Дальше Самманн разъяснил итовские термины на орте. Очередь – всё равно что стопка листьев с написанными сообщениями, которые при первой возможности передаются на Арб. Элементы пересылаются последовательно, как люди в магазине обслуживаются в порядке очереди.
– И элемент очереди – это, например, моё текстовое сообщение ячейке поддержки?
– Сколько ты их написал? – спросил Самманн.
– Может, пять.
– Лио?
– Ближе к десяти.
– Оза?
Самманн опросил всех.
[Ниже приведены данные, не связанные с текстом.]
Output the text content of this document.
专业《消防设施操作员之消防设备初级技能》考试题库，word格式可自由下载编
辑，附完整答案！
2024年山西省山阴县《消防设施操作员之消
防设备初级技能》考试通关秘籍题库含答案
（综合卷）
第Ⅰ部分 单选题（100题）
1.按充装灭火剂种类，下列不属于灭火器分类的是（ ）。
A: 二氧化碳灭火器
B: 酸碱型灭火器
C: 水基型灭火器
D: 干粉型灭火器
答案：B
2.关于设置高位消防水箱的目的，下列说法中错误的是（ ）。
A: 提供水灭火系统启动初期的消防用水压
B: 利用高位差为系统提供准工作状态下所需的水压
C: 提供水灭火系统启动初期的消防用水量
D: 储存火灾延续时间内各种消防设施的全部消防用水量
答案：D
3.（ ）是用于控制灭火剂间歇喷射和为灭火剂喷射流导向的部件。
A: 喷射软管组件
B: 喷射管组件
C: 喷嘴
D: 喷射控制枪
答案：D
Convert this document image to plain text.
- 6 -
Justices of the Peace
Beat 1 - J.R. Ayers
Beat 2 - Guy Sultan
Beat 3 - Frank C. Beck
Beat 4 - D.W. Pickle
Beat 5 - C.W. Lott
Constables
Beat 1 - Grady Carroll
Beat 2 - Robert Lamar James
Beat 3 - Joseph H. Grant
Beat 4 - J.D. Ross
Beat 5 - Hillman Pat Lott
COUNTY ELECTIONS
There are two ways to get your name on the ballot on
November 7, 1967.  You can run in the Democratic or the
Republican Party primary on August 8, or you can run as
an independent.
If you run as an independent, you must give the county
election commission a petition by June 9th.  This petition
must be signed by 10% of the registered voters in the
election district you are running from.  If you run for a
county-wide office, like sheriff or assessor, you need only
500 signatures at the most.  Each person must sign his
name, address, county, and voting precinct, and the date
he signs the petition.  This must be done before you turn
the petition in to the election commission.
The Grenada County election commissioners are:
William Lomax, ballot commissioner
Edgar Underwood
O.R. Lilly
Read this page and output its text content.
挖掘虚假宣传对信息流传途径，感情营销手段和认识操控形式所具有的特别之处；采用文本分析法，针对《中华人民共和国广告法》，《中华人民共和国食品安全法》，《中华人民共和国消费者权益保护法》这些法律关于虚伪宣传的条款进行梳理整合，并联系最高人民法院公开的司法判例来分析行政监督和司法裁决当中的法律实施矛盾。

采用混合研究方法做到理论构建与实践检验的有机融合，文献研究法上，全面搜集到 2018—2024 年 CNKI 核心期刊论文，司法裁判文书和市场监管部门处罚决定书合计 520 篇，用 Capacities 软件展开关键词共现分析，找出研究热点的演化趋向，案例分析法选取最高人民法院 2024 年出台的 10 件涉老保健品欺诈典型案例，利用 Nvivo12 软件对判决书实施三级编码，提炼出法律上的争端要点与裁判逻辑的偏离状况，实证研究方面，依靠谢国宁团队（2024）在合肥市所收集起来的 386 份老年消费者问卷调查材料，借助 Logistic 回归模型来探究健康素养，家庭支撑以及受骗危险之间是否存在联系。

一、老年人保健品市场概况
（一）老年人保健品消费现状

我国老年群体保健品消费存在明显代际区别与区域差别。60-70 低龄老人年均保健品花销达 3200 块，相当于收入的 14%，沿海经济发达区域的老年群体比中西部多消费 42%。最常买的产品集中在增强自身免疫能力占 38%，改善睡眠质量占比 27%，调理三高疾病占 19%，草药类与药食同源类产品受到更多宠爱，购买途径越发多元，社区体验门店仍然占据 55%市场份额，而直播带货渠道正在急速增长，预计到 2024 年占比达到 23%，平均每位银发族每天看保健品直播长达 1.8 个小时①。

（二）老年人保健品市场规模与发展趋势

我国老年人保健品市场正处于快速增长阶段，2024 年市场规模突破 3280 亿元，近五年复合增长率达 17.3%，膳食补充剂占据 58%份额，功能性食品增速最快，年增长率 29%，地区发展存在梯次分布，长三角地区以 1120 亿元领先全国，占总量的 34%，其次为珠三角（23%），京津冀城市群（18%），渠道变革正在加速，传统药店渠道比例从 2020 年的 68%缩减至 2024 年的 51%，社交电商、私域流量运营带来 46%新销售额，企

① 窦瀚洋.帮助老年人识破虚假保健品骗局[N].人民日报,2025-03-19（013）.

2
Никто не написал больше десятка сообщений.
– Число элементов в очереди сейчас больше четырнадцати тысяч, – объявил Самманн.
– Что в них? – спросил Лио. – Ты можешь прочесть?
– Нет. Они зашифрованы, и никто не счёл нужным снабдить меня ключом. По большей части элементы маленькие. Вероятно, текстовые сообщения, биомедицинские данные и сопутствующие богоны. Однако некоторые в тысячи раз больше. Поскольку я один тут в таком разбираюсь, скажу то, что было бы очевидно любому ита: большие элементы – это, скорее всего, записанные аудио- либо видеофайлы.
Я мог придумать кучу объяснений, но Арсибальт с ходу назвал самое драматическое и, как я вынужден был признать, наиболее вероятное:
– Слежка!
– В свободные минуты, которых у меня предостаточно, я наблюдал за очередью. Большие файлы довольно интересно себя ведут. Например, у них приоритет перед маленькими. Как только такой файл создаётся, система перемещает его в начало очереди. И ещё: создание этих файлов совпадает с началом и завершением разговоров. Например, я видел, как некоторое время назад, между 1015 и 1030, Эразмас разговаривал с Джезри. В следующий раз, как Джезри подключился к сетке, то есть всего пятнадцать минут назад, в очереди появился большой файл и тут же передвинулся в начало. Время создания: 1017. Последнее изменение: 1030.